The most recent approaches that aim to transform users’ textual contents into users’ sentiments use either a crowd-sourcing approach or involve the use of a lexicon (i.e., a database of affective words that are associated to sentiment values).

The crowd-sourcing approach aims to use human beings in the sentiment evaluation process. For instance, Nakov et al. [12] used the crowd-sourcing approach to call the sentiment of tweets and SMS messages. The millions of gathered tweets were filtered to identify messages that express sentiments towards specific topics by means of SentiWordNet [27], while SMS were taken from the NUS SMS Corpus.Footnote 1 Mitchell et al. [28] studied the correlation between social level of happiness and geographic location, both at the state and urban level, across the USA. To measure happiness, they use word frequency distributions, collected from a large corpus of geolocated tweets, with roughly 10,000 individual words scored for their happiness independently by users of Amazon’s Mechanical Turk,Footnote 2 a service that coordinates workers and requesters to perform tasks that are difficult for computers.

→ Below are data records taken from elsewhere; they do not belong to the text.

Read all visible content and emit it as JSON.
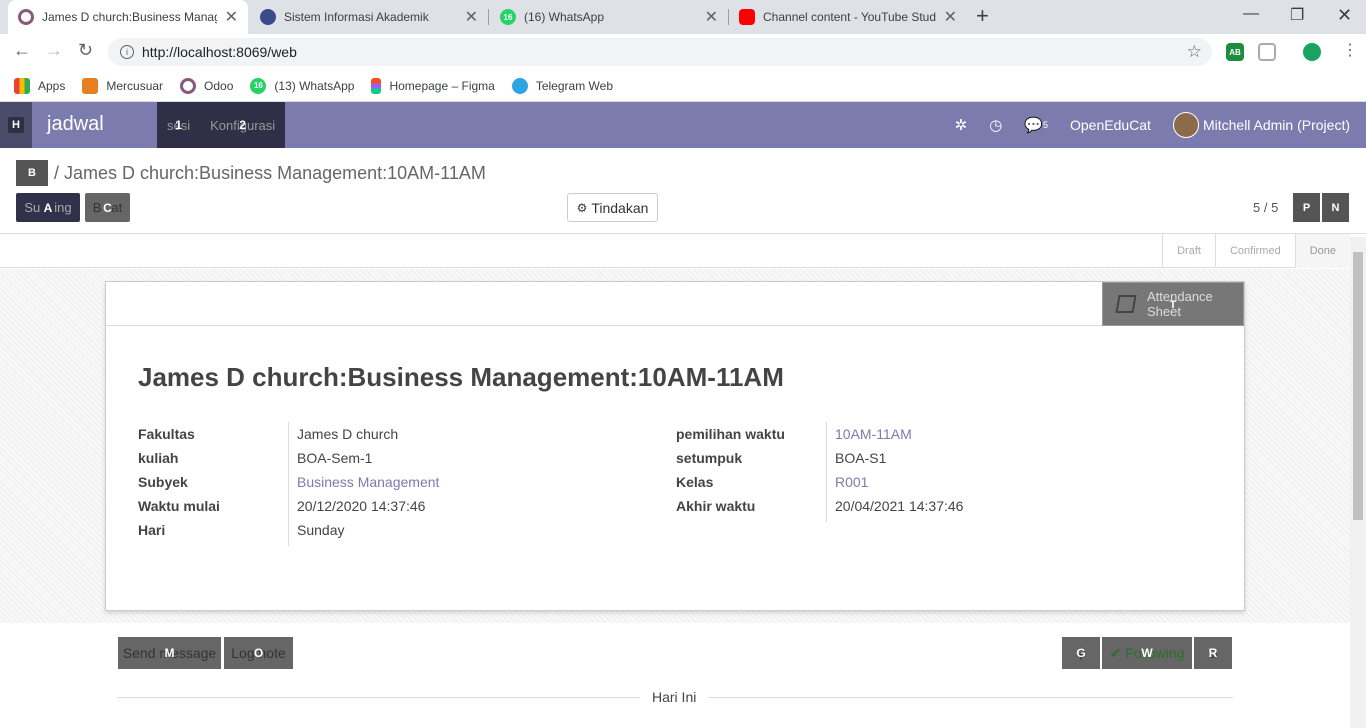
{
  "browser": {
    "tabs": [
      {
        "title": "James D church:Business Manage",
        "icon": "odoo-icon",
        "color": "#875a7b",
        "active": true
      },
      {
        "title": "Sistem Informasi Akademik",
        "icon": "academic-icon",
        "color": "#3b4b8a",
        "active": false
      },
      {
        "title": "(16) WhatsApp",
        "icon": "whatsapp-icon",
        "color": "#25d366",
        "badge": "16",
        "active": false
      },
      {
        "title": "Channel content - YouTube Studi",
        "icon": "youtube-icon",
        "color": "#ff0000",
        "active": false
      }
    ],
    "url": "http://localhost:8069/web",
    "bookmarks": [
      {
        "label": "Apps",
        "icon": "apps-grid-icon"
      },
      {
        "label": "Mercusuar",
        "icon": "mercusuar-icon"
      },
      {
        "label": "Odoo",
        "icon": "odoo-icon"
      },
      {
        "label": "(13) WhatsApp",
        "icon": "whatsapp-icon",
        "badge": "16"
      },
      {
        "label": "Homepage – Figma",
        "icon": "figma-icon"
      },
      {
        "label": "Telegram Web",
        "icon": "telegram-icon"
      }
    ],
    "extensions": {
      "adblock": "AB"
    }
  },
  "navbar": {
    "home_hint": "H",
    "app_title": "jadwal",
    "menus": [
      {
        "label": "sesi",
        "hint": "1"
      },
      {
        "label": "Konfigurasi",
        "hint": "2"
      }
    ],
    "messages_count": "5",
    "company": "OpenEduCat",
    "user": "Mitchell Admin (Project)"
  },
  "control": {
    "breadcrumb_parent": "sesi",
    "breadcrumb_hint": "B",
    "breadcrumb_current": "/ James D church:Business Management:10AM-11AM",
    "save_label": "Simpan",
    "save_hint": "A",
    "save_display": "Su",
    "save_display2": "ing",
    "discard_label": "Buang",
    "discard_hint": "C",
    "discard_display1": "B",
    "discard_display2": "at",
    "action_label": "Tindakan",
    "pager": "5 / 5",
    "prev_hint": "P",
    "next_hint": "N"
  },
  "stages": [
    {
      "label": "Draft",
      "current": false
    },
    {
      "label": "Confirmed",
      "current": false
    },
    {
      "label": "Done",
      "current": true
    }
  ],
  "sheet": {
    "attendance_label": "Attendance Sheet",
    "attendance_line1": "Attendance",
    "attendance_line2": "Sheet",
    "attendance_hint": "T",
    "title": "James D church:Business Management:10AM-11AM",
    "left_fields": [
      {
        "label": "Fakultas",
        "value": "James D church",
        "link": false
      },
      {
        "label": "kuliah",
        "value": "BOA-Sem-1",
        "link": false
      },
      {
        "label": "Subyek",
        "value": "Business Management",
        "link": true
      },
      {
        "label": "Waktu mulai",
        "value": "20/12/2020 14:37:46",
        "link": false
      },
      {
        "label": "Hari",
        "value": "Sunday",
        "link": false
      }
    ],
    "right_fields": [
      {
        "label": "pemilihan waktu",
        "value": "10AM-11AM",
        "link": true
      },
      {
        "label": "setumpuk",
        "value": "BOA-S1",
        "link": false
      },
      {
        "label": "Kelas",
        "value": "R001",
        "link": true
      },
      {
        "label": "Akhir waktu",
        "value": "20/04/2021 14:37:46",
        "link": false
      }
    ]
  },
  "chatter": {
    "send_message": "Send message",
    "send_hint": "M",
    "log_note": "Log note",
    "log_hint": "O",
    "attach_hint": "G",
    "following": "Following",
    "following_hint": "W",
    "followers_hint": "R",
    "today": "Hari Ini"
  }
}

The lexicon approach might speed up the automatic analysis as it relies on a list of words that are associated to sentiment values. For instance, Lin [29] used the lexicon SentiSense [14] to extract the sentiments of tweets geolocated in the area of Pittsburgh. In particular, the lexicon associates English words to 14 different categories of sentiments (e.g., fear, joy, anticipation, disgust). Sahu et al. [7] relied on an existing lexicon to call the polarity of tweets. Fast et al. [30] focused on lexicon generation and designed Empath, a tool that uses a combination of deep learning and crowd-sourcing to generate and validate new lexical categories on demand from a small set of seed terms. Hamilton et al. [31] proposed SentProp, a method to induce accurate domain-specific sentiment lexicons using small sets of seed words.

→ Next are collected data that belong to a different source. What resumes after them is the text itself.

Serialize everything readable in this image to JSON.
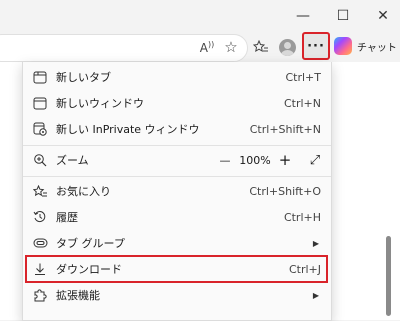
{
  "window": {
    "minimize_glyph": "—",
    "maximize_glyph": "☐",
    "close_glyph": "✕"
  },
  "toolbar": {
    "read_aloud_glyph": "A",
    "favorite_glyph": "☆",
    "favorites_glyph": "☆",
    "more_label": "···",
    "chat_label": "チャット"
  },
  "menu": {
    "new_tab": {
      "label": "新しいタブ",
      "shortcut": "Ctrl+T"
    },
    "new_window": {
      "label": "新しいウィンドウ",
      "shortcut": "Ctrl+N"
    },
    "new_inprivate": {
      "label": "新しい InPrivate ウィンドウ",
      "shortcut": "Ctrl+Shift+N"
    },
    "zoom": {
      "label": "ズーム",
      "minus": "—",
      "value": "100%",
      "plus": "+",
      "expand": "⤢"
    },
    "favorites": {
      "label": "お気に入り",
      "shortcut": "Ctrl+Shift+O"
    },
    "history": {
      "label": "履歴",
      "shortcut": "Ctrl+H"
    },
    "tab_groups": {
      "label": "タブ グループ",
      "arrow": "▶"
    },
    "downloads": {
      "label": "ダウンロード",
      "shortcut": "Ctrl+J"
    },
    "extensions": {
      "label": "拡張機能",
      "arrow": "▶"
    }
  },
  "colors": {
    "highlight": "#d9232a",
    "menu_bg": "#fafafa",
    "chrome_bg": "#f3f3f3"
  }
}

It is worth noting that the use of a lexicon in sentiment analysis is promising, but there are few burdens that may limit its effectiveness. For instance, the lexicon approach may have difficulties in capturing sentiment signals in details due to the language used to write tweets (i.e., emoticons, acronyms, links, etc.) [29]. Therefore, it is necessary to improve the pre-processing phase of tweets. For instance, Sahu et al. [7] suggested to remove URLs, mentions, stopwords, and symbols, to replace emoticons with words, to split joint words (i.e., the word “#germanydefeatbrazil” is split into “germany,” “defeat,” and “brazil”) and to perform a spell correction (i.e., the word “gooooal” is replaced with the word “goal”). Moreover, the availability of effective lexicons for the Twitter scenario is very limited for non-English languages. Indeed, individual companies might have their own private lexicon for sentiment monitoring services, but these resources are not shared nor publicly available [18].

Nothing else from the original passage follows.